This interpretation of The Finding of Moses is an elegant and harmonious composition. The scene depicts the discovery of the baby Moses, his mother having hidden him in the reeds by a riverbank to avoid the persecution of the Hebrews by the Pharaoh. The story is told in Exodus 2: 3-9 and narrates that one day the daughter of the Pharaoh came to bathe in the river, and having spied the basket in the reeds sent her servant woman to fetch it. Miriam, the sister of Moses, approached the Pharaoh’s daughter and offered to find a Hebrew woman to nurse the baby for her, and subsequently returned with her mother. When the child grew up, his mother returned Moses to the Pharaoh’s daughter, and he became her son. She named him Moses, ‘Because,’ she said, ‘I drew him out of the water’.

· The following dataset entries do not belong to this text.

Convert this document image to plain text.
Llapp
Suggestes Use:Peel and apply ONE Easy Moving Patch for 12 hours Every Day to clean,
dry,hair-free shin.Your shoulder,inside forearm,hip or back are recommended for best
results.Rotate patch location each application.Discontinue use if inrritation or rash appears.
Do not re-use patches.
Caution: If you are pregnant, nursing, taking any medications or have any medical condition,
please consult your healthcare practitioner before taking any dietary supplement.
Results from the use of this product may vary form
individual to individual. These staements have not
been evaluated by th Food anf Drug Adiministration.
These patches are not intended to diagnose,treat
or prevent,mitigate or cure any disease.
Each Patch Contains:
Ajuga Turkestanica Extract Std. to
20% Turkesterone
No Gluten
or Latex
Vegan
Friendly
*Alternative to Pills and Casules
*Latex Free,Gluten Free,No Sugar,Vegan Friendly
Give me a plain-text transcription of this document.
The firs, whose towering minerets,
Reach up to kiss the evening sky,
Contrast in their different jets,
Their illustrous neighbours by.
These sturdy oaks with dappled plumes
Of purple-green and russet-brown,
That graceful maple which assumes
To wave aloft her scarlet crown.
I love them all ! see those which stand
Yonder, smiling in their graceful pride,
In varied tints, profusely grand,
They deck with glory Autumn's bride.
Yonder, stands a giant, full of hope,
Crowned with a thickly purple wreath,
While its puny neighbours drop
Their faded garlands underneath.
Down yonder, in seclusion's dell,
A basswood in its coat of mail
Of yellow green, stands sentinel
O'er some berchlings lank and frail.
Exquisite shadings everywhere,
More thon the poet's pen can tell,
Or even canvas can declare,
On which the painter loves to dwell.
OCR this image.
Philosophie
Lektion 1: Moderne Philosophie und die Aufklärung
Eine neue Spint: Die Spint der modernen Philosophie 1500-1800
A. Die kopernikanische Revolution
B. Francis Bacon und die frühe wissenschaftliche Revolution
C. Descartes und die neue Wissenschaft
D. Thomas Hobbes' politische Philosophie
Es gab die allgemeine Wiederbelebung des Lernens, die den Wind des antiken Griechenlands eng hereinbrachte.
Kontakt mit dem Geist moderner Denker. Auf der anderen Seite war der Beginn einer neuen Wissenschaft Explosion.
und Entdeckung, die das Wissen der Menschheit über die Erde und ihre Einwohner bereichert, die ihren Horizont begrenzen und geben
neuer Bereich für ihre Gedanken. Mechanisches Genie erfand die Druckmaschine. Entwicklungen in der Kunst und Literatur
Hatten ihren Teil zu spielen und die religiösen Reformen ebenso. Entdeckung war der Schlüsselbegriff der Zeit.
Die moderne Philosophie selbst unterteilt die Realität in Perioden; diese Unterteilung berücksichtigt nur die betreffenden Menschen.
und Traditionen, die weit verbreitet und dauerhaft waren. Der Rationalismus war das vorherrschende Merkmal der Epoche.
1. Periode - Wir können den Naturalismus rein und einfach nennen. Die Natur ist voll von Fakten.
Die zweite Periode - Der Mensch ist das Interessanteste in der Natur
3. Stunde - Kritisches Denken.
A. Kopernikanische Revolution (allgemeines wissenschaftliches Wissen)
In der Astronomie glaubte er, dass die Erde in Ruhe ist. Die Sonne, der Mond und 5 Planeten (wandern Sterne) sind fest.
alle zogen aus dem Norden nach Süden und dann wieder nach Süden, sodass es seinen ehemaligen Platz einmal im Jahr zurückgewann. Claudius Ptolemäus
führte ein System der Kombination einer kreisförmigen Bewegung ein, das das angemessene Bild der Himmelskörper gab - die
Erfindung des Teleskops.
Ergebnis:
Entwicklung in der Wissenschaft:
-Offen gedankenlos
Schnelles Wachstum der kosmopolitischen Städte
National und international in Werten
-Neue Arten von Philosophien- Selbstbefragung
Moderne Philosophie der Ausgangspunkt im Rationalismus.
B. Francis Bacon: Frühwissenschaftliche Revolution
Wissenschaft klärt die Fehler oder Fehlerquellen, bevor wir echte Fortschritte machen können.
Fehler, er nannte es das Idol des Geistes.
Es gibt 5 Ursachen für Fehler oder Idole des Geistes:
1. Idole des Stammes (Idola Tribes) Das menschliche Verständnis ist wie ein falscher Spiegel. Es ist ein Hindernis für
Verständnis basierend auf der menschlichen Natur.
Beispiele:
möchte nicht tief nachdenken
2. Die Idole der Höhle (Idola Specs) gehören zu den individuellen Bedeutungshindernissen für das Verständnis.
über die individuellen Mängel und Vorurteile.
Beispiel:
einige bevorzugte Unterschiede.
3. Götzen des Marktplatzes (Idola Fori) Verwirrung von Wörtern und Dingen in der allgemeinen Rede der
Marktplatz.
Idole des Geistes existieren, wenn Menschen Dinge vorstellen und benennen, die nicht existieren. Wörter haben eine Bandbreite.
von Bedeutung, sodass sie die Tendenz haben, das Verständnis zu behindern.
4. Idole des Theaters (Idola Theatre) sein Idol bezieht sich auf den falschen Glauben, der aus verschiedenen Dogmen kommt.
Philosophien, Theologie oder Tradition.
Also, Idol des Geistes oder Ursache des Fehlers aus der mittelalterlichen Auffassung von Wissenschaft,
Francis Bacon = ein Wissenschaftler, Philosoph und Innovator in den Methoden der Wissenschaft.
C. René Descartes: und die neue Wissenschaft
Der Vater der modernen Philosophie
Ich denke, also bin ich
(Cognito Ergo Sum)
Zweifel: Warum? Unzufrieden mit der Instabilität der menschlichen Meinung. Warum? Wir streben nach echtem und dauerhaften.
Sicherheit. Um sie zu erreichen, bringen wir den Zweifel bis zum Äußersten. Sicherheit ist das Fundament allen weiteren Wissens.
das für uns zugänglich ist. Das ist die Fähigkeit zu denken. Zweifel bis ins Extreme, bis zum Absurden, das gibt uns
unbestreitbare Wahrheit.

Central to the composition is the seated figure of the Pharaoh’s daughter. Gracefully dressed and wearing a crown, a servant girl stands behind her, fanning her with a canopy of feathers. The Pharaoh’s daughter speaks with a woman dressed in a flowing yellow and white dress, whose cupped exposed left breast and covered head indicate that she is Moses’ mother offering to nurse the child. Between the two conversing figures a younger woman, presumably Miriam, listens intently. The baby Moses is laid down by two servant women, whilst another points to the location of his hiding. Alongside the river, the scene of his discovery is additionally depicted as two ladies pull the baby from the reed bed. In the background on the left, a mythical city is shrouded in mist, whilst on the right one can see the formal garden of a classically designed villa.
Attributed to Jacob de Backer, The Finding of Moses is closely comparable in style and execution with de Backer’s The Three Stages of Man in the Hermitage Collection. In both paintings, the drapery is crisp and buoyant, the strong, muscular figures are reminiscent of Michelangelo, and the central grouping of intertwined and interactive figures dominate the composition. Furthermore, there are noticeable facial similarities in the female figures in both works.
Jacob de Backer lived only to the age of thirty, and despite a short period of productivity, there are a relatively high number of works ascribed to him. According to the Flemish biographer Karel van Mander (1548-1606), de Backer was abandoned by his father as a young boy. He then worked in the studio of Antonio van Palermo (1503/13-before 1589) and later entered the workshop of Hendrick van Steenwijck the Elder (1550-1603). Van Mander claimed that de Backer’s early death was caused by the strenuous labour imposed on the young artist in van Palermo’s studio.
Little is known about the artist’s training, though it seems that he never became a master in the Guild of St. Luke. His work is evidently influenced by the Mannerism of Rome and Florence, in particular by Giorgio Vasari (1511-1574) and his generation, but there is no real evidence that de Backer ever visited Italy. Many of his compositions have complex allegorical subjects, which may indicate that he had a humanistic education and that his clientele was drawn from the Antwerp intelligentsia.